One day he came down to the village to find a house in flames and immediately ran into the house to save the children. Having saved everyone he was just about to save himself when the roof collapsed and buried him. As the people from the village gathered outside the burning ruins they witnessed a white flash leaving the flames, darting upwards and heavenwards. Apparently the fairy that had raised him in the woods had come to save him saying: “Olentzero you have such a good heart, you even gave your life for others. You should not die. You shall live forever, making toys and other presents for all the children in this village and in the whole Basque country.” And that is how the story is told today, every 24th December, when Olentzero stars in the Basque Christmas traditions in every Basque Country town.
The word “olentzero” is the combination of two words : olesen and aroa which gives us an indication of the figure’s significance: “aroa” means “time” or “season”. “Oles” means to “call” or “ask”.
Now, despite attempts to eradicate all Basque traditions during Franco’s dictatorship, Olentzero is a popular character in all Basque villages. He visits almost every village of the Basque provinces, often by cart or wagon, or leading a donkey laiden with presents and is represented as a fat jolly peasant with his wide-brimmed black Txapela, puffing a pipe and – not atypically and most probably to his great relief – still surrounded by copious quantities of food and wine!

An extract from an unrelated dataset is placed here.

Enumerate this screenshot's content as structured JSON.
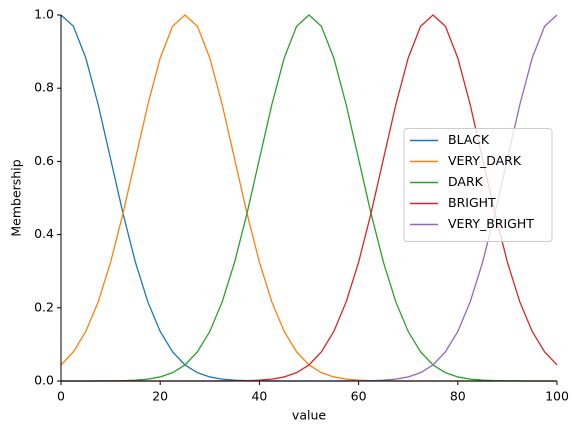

Basque Christmas Traditions in Ituren
In Ituren Christmas Eve is a dazzling mix of pagan and Christian – the Joaldunak, bells on their back and sheepskins around their waist, light flares in the darkness and march in solemn file out from the plaza, followed by a throng of excited villagers and children dressed in their traditional peasant clothing. The procession heads out to find Olentzero waiting up in the hills on the outskirts of the village and then accompanies him, and his donkey, laden with presents, back to the village square. As Olentzero passes through the village he showers the children with sweets before taking his seat in the middle of a life-sized nativity scene which – on rainy evenings – is conveniently situated under the arches of the village bar!